There’s an option in each category for “No Award”, and you can rank nominees below that.
And vote-counting stops when “No Award” is reached, meaning that any nominee with fewer votes than that cannot win.
It means that the voters have a mechanism to say, “none of these deserve it”.
(And they use it, too: in some years, “No Award” has taken several categories; the Hugos gave out no awards in those categories then.)
We need this in political elections.
Well, first we need to fully adopt RCV for any elections that are choosing a single winner. Obviously.
But as we do that we need to make sure that we include a “No Winner” option.
What to do if “No Winner” wins is an interesting question.

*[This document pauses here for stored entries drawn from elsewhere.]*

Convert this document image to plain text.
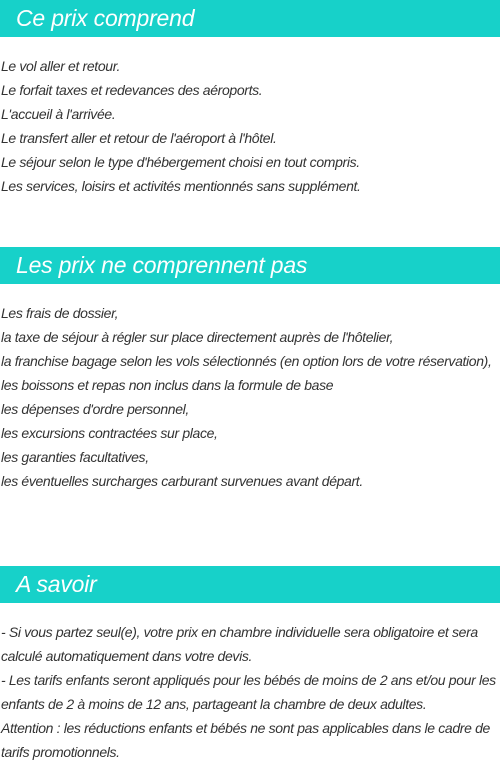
Ce prix comprend

Le vol aller et retour.

Le forfait taxes et redevances des aéroports.

L'accueil à l'arrivée.

Le transfert aller et retour de l'aéroport à l'hôtel.

Le séjour selon le type d'hébergement choisi en tout compris.

Les services, loisirs et activités mentionnés sans supplément.

Les prix ne comprennent pas

Les frais de dossier,

la taxe de séjour à régler sur place directement auprès de l'hôtelier,

la franchise bagage selon les vols sélectionnés (en option lors de votre réservation),

les boissons et repas non inclus dans la formule de base

les dépenses d'ordre personnel,

les excursions contractées sur place,

les garanties facultatives,

les éventuelles surcharges carburant survenues avant départ.

A savoir

- Si vous partez seul(e), votre prix en chambre individuelle sera obligatoire et sera calculé automatiquement dans votre devis.

- Les tarifs enfants seront appliqués pour les bébés de moins de 2 ans et/ou pour les enfants de 2 à moins de 12 ans, partageant la chambre de deux adultes.

Attention : les réductions enfants et bébés ne sont pas applicables dans le cadre de tarifs promotionnels.
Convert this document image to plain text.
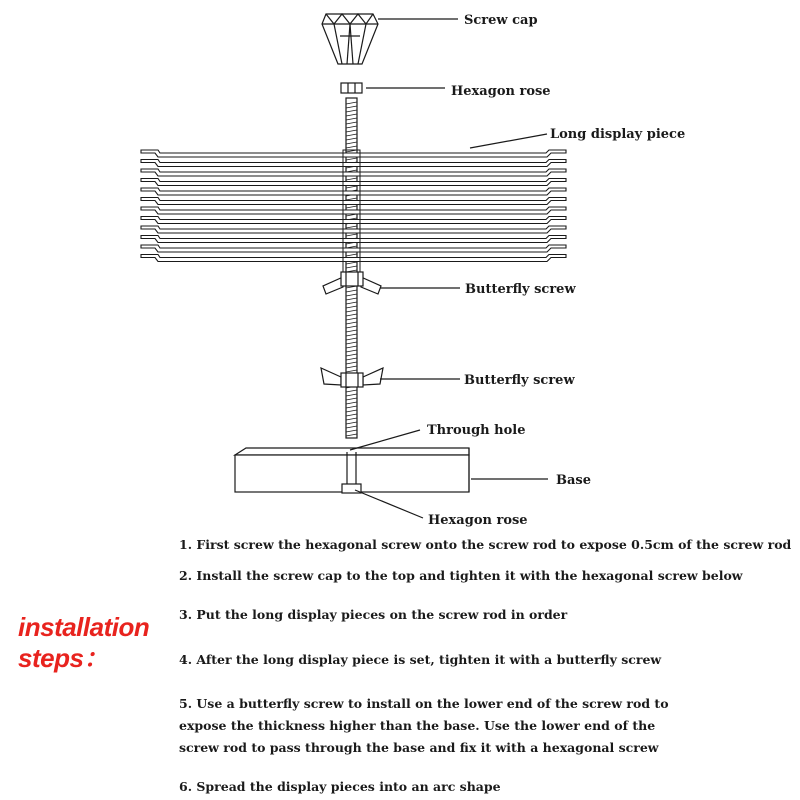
Screw cap
Hexagon rose
Long display piece
Butterfly screw
Butterfly screw
Through hole
Base
Hexagon rose
installation
steps：
1. First screw the hexagonal screw onto the screw rod to expose 0.5cm of the screw rod
2. Install the screw cap to the top and tighten it with the hexagonal screw below
3. Put the long display pieces on the screw rod in order
4. After the long display piece is set, tighten it with a butterfly screw
5. Use a butterfly screw to install on the lower end of the screw rod to
expose the thickness higher than the base. Use the lower end of the
screw rod to pass through the base and fix it with a hexagonal screw
6. Spread the display pieces into an arc shape
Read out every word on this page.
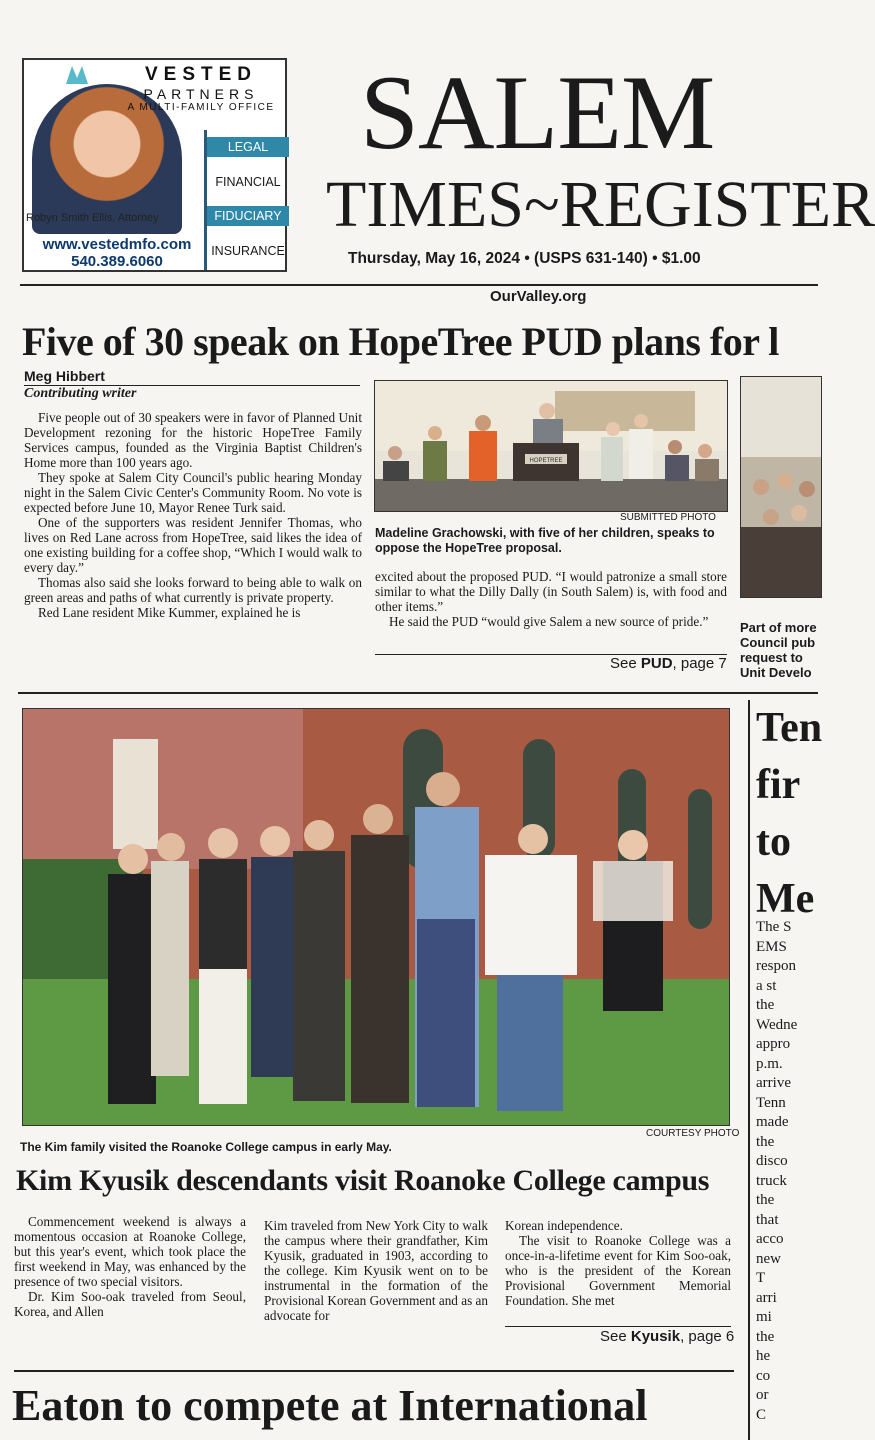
VESTED
PARTNERS
A MULTI-FAMILY OFFICE
LEGAL
FINANCIAL
FIDUCIARY
INSURANCE
Robyn Smith Ellis, Attorney
www.vestedmfo.com
540.389.6060
SALEM
TIMES~REGISTER
Thursday, May 16, 2024 • (USPS 631-140) • $1.00
OurValley.org
Five of 30 speak on HopeTree PUD plans for l
Meg Hibbert
Contributing writer

Five people out of 30 speakers were in favor of Planned Unit Development rezoning for the historic HopeTree Family Services campus, founded as the Virginia Baptist Children's Home more than 100 years ago.

They spoke at Salem City Council's public hearing Monday night in the Salem Civic Center's Community Room. No vote is expected before June 10, Mayor Renee Turk said.

One of the supporters was resident Jennifer Thomas, who lives on Red Lane across from HopeTree, said likes the idea of one existing building for a coffee shop, “Which I would walk to every day.”

Thomas also said she looks forward to being able to walk on green areas and paths of what currently is private property.

Red Lane resident Mike Kummer, explained he is

HOPETREE
SUBMITTED PHOTO
Madeline Grachowski, with five of her children, speaks to oppose the HopeTree proposal.

excited about the proposed PUD. “I would patronize a small store similar to what the Dilly Dally (in South Salem) is, with food and other items.”

He said the PUD “would give Salem a new source of pride.”

See PUD, page 7
Part of more Council pub request to Unit Develo
The Kim family visited the Roanoke College campus in early May.
COURTESY PHOTO
Kim Kyusik descendants visit Roanoke College campus

Commencement weekend is always a momentous occasion at Roanoke College, but this year's event, which took place the first weekend in May, was enhanced by the presence of two special visitors.

Dr. Kim Soo-oak traveled from Seoul, Korea, and Allen

Kim traveled from New York City to walk the campus where their grandfather, Kim Kyusik, graduated in 1903, according to the college. Kim Kyusik went on to be instrumental in the formation of the Provisional Korean Government and as an advocate for

Korean independence.

The visit to Roanoke College was a once-in-a-lifetime event for Kim Soo-oak, who is the president of the Korean Provisional Government Memorial Foundation. She met

See Kyusik, page 6
Ten
fir
to
Me
The S
EMS
respon
a st
the
Wedne
appro
p.m.
arrive
Tenn
made
the
disco
truck
the
that
acco
new
T
arri
mi
the
he
co
or
C
Eaton to compete at International
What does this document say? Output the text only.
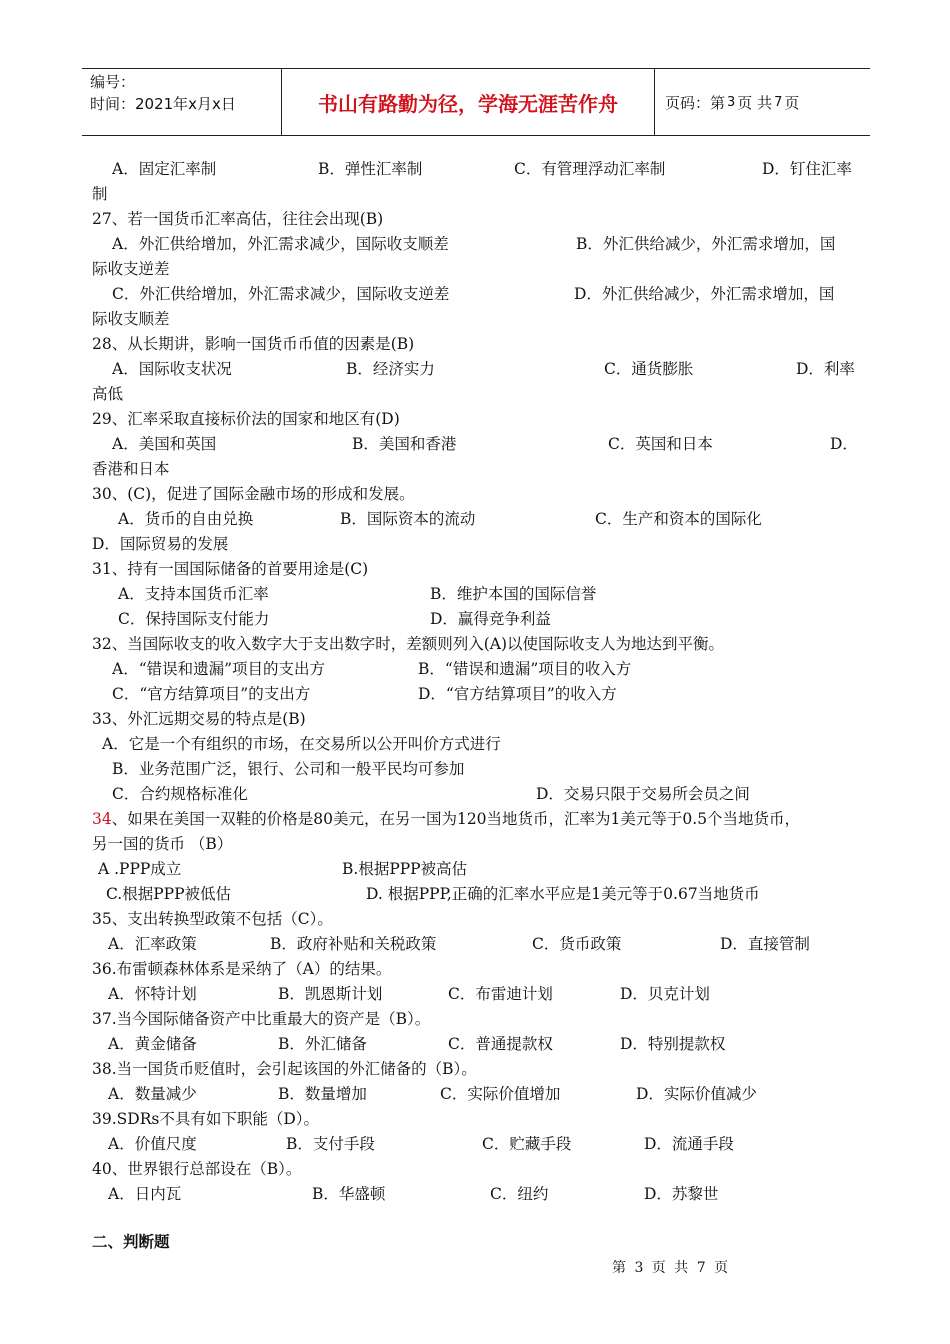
编号：
时间：2021年x月x日	书山有路勤为径，学海无涯苦作舟	页码：第 3 页 共 7 页
A．固定汇率制	B．弹性汇率制	C．有管理浮动汇率制	D．钉住汇率
制
27、若一国货币汇率高估，往往会出现(B)
A．外汇供给增加，外汇需求减少，国际收支顺差	B．外汇供给减少，外汇需求增加，国
际收支逆差
C．外汇供给增加，外汇需求减少，国际收支逆差	D．外汇供给减少，外汇需求增加，国
际收支顺差
28、从长期讲，影响一国货币币值的因素是(B)
A．国际收支状况	B．经济实力	C．通货膨胀	D．利率
高低
29、汇率采取直接标价法的国家和地区有(D)
A．美国和英国	B．美国和香港	C．英国和日本	D．
香港和日本
30、(C)，促进了国际金融市场的形成和发展。
A．货币的自由兑换	B．国际资本的流动	C．生产和资本的国际化
D．国际贸易的发展
31、持有一国国际储备的首要用途是(C)
A．支持本国货币汇率	B．维护本国的国际信誉
C．保持国际支付能力	D．赢得竞争利益
32、当国际收支的收入数字大于支出数字时，差额则列入(A)以使国际收支人为地达到平衡。
A．“错误和遗漏”项目的支出方	B．“错误和遗漏”项目的收入方
C．“官方结算项目”的支出方	D．“官方结算项目”的收入方
33、外汇远期交易的特点是(B)
A．它是一个有组织的市场，在交易所以公开叫价方式进行
B．业务范围广泛，银行、公司和一般平民均可参加
C．合约规格标准化	D．交易只限于交易所会员之间
34、如果在美国一双鞋的价格是80美元，在另一国为120当地货币，汇率为1美元等于0.5个当地货币，
另一国的货币 （B）
A .PPP成立	B.根据PPP被高估
C.根据PPP被低估	D. 根据PPP,正确的汇率水平应是1美元等于0.67当地货币
35、支出转换型政策不包括（C）。
A．汇率政策	B．政府补贴和关税政策	C．货币政策	D．直接管制
36.布雷顿森林体系是采纳了（A）的结果。
A．怀特计划	B．凯恩斯计划	C．布雷迪计划	D．贝克计划
37.当今国际储备资产中比重最大的资产是（B）。
A．黄金储备	B．外汇储备	C．普通提款权	D．特别提款权
38.当一国货币贬值时，会引起该国的外汇储备的（B）。
A．数量减少	B．数量增加	C．实际价值增加	D．实际价值减少
39.SDRs不具有如下职能（D）。
A．价值尺度	B．支付手段	C．贮藏手段	D．流通手段
40、世界银行总部设在（B）。
A．日内瓦	B．华盛顿	C．纽约	D．苏黎世
二、判断题
第 3 页 共 7 页
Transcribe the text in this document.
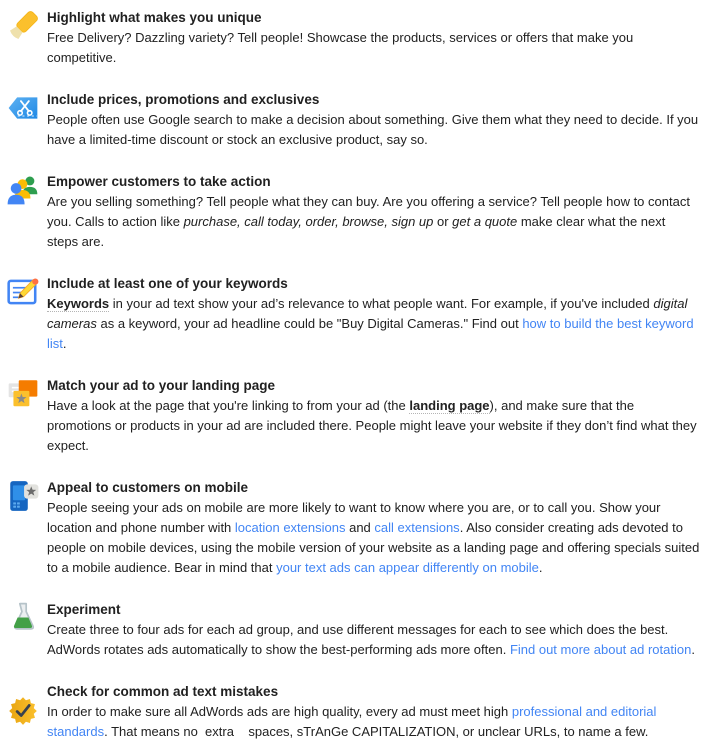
Highlight what makes you unique

Free Delivery? Dazzling variety? Tell people! Showcase the products, services or offers that make you competitive.

Include prices, promotions and exclusives

People often use Google search to make a decision about something. Give them what they need to decide. If you have a limited-time discount or stock an exclusive product, say so.

Empower customers to take action

Are you selling something? Tell people what they can buy. Are you offering a service? Tell people how to contact you. Calls to action like purchase, call today, order, browse, sign up or get a quote make clear what the next steps are.

Include at least one of your keywords

Keywords in your ad text show your ad’s relevance to what people want. For example, if you've included digital cameras as a keyword, your ad headline could be "Buy Digital Cameras." Find out how to build the best keyword list.

Match your ad to your landing page

Have a look at the page that you're linking to from your ad (the landing page), and make sure that the promotions or products in your ad are included there. People might leave your website if they don’t find what they expect.

Appeal to customers on mobile

People seeing your ads on mobile are more likely to want to know where you are, or to call you. Show your location and phone number with location extensions and call extensions. Also consider creating ads devoted to people on mobile devices, using the mobile version of your website as a landing page and offering specials suited to a mobile audience. Bear in mind that your text ads can appear differently on mobile.

Experiment

Create three to four ads for each ad group, and use different messages for each to see which does the best. AdWords rotates ads automatically to show the best-performing ads more often. Find out more about ad rotation.

Check for common ad text mistakes

In order to make sure all AdWords ads are high quality, every ad must meet high professional and editorial standards. That means no  extra    spaces, sTrAnGe CAPITALIZATION, or unclear URLs, to name a few.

Some attractive possibilities are:
- proceed with the electoral office empty for a term
- re-run the election with the losing candidates barred from competing
- automatically call a Constitutional Convention on the desirability of that office
You can probably come up with some other variations too.
That’d be great.
I favor a mixed result where the election is re-run with different candidates, but if “No Winner” wins that second election then automatically calling a Constitutional Convention.
I vote in every election now, mainly because I’ve accepted that it’s important to vote against some candidates rather than waiting for a candidate I’d actually want to vote for, but when I was younger I refused to vote in elections where I didn’t support any of the candidates.
This would have given me something to vote for every time.